Octo is a 93M-parameter Transformer trained on 800k demonstrations across diverse robots. It supports language and goal-image conditioning, can be fine-tuned to new robots in minutes, and achieves competitive performance with proprietary models on standard benchmarks.

OpenVLA (7B parameters) is based on Prismatic-7B, a VLM fine-tuned on 970k Open X-Embodiment demonstrations. It matches RT-2-55B on several benchmarks while being 7x smaller and open-source.

Generalisation to Novel Tasks

The core promise of foundation model approaches is systematic generalisation. Evaluations show that generalist robot policies can:

  • Follow novel language instructions through compositional reasoning
  • Adapt to new object instances not seen during training
  • Transfer across embodiments with brief fine-tuning
  • Exhibit emergent behaviours from language pre-training

Remaining challenges include long-horizon tasks, precise manipulation, and the fundamental data bottleneck — even 130k demonstrations is tiny compared to the billions of tokens used to train language models.

References

  • Brohan, A., et al. (2022). RT-1: Robotics Transformer for real-world control at scale. arXiv:2212.06817.
  • Brohan, A., et al. (2023).
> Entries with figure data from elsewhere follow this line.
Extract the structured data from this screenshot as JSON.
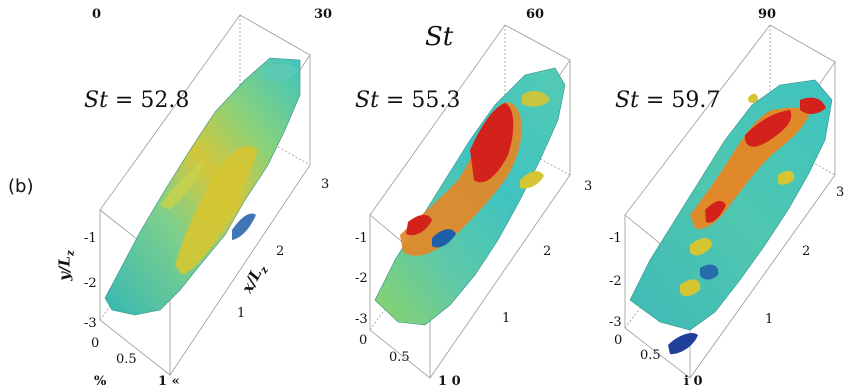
{
  "top_axis": {
    "ticks": [
      "0",
      "30",
      "60",
      "90"
    ],
    "title": "St"
  },
  "panel_label": "(b)",
  "panels": [
    {
      "st_symbol": "St",
      "st_value": " = 52.8",
      "y_ticks": [
        "-1",
        "-2",
        "-3"
      ],
      "x_ticks": [
        "1",
        "2",
        "3"
      ],
      "z_ticks": [
        "0",
        "0.5"
      ],
      "y_axis_label": "y/L",
      "y_axis_sub": "z",
      "x_axis_label": "x/L",
      "x_axis_sub": "z"
    },
    {
      "st_symbol": "St",
      "st_value": " = 55.3",
      "y_ticks": [
        "-1",
        "-2",
        "-3"
      ],
      "x_ticks": [
        "1",
        "2",
        "3"
      ],
      "z_ticks": [
        "0",
        "0.5"
      ]
    },
    {
      "st_symbol": "St",
      "st_value": " = 59.7",
      "y_ticks": [
        "-1",
        "-2",
        "-3"
      ],
      "x_ticks": [
        "1",
        "2",
        "3"
      ],
      "z_ticks": [
        "0",
        "0.5"
      ]
    }
  ],
  "bottom_marks": [
    "%",
    "1 «",
    "1  0",
    "i  0"
  ],
  "colors": {
    "cyan": "#3fc7c2",
    "teal": "#2aa8a8",
    "green": "#8ccf5a",
    "yellow": "#d7c736",
    "orange": "#e0892a",
    "red": "#d3221c",
    "blue": "#1f5ea8",
    "frame": "#999999"
  }
}
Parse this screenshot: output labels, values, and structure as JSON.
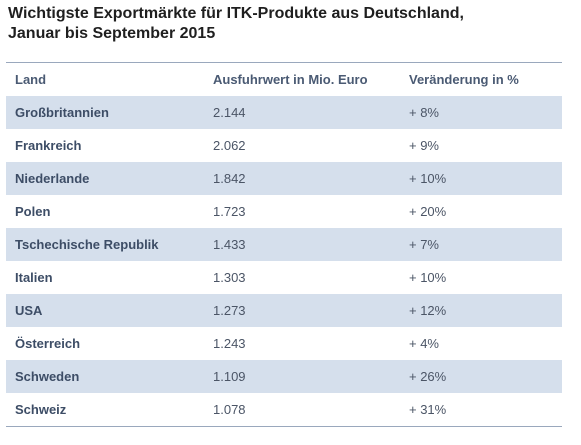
{
  "title": {
    "line1": "Wichtigste Exportmärkte für ITK-Produkte aus Deutschland,",
    "line2": "Januar bis September 2015"
  },
  "chart_data": {
    "type": "table",
    "columns": [
      "Land",
      "Ausfuhrwert in Mio. Euro",
      "Veränderung in %"
    ],
    "rows": [
      [
        "Großbritannien",
        "2.144",
        "+ 8%"
      ],
      [
        "Frankreich",
        "2.062",
        "+ 9%"
      ],
      [
        "Niederlande",
        "1.842",
        "+ 10%"
      ],
      [
        "Polen",
        "1.723",
        "+ 20%"
      ],
      [
        "Tschechische Republik",
        "1.433",
        "+ 7%"
      ],
      [
        "Italien",
        "1.303",
        "+ 10%"
      ],
      [
        "USA",
        "1.273",
        "+ 12%"
      ],
      [
        "Österreich",
        "1.243",
        "+ 4%"
      ],
      [
        "Schweden",
        "1.109",
        "+ 26%"
      ],
      [
        "Schweiz",
        "1.078",
        "+ 31%"
      ]
    ]
  },
  "colors": {
    "alt_row": "#d5dfec",
    "rule": "#9aa8bd",
    "header_text": "#4a5a73"
  }
}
RT-2: Vision-language-action models transfer web knowledge to robotic control. arXiv:2307.15818.
  • Ghosh, D., et al. (2023). Octo: An open-source generalist robot policy. arXiv:2405.12213.
  • Kim, M. J., et al. (2024). OpenVLA: An open-source vision-language-action model. arXiv:2406.09246.
  • Padalkar, A., et al. (2023). Open X-Embodiment: Robotic learning datasets and RT-X models. arXiv:2310.08864.
  • Bommasani, R., et al. (2021). On the opportunities and risks of foundation models. arXiv:2108.07258.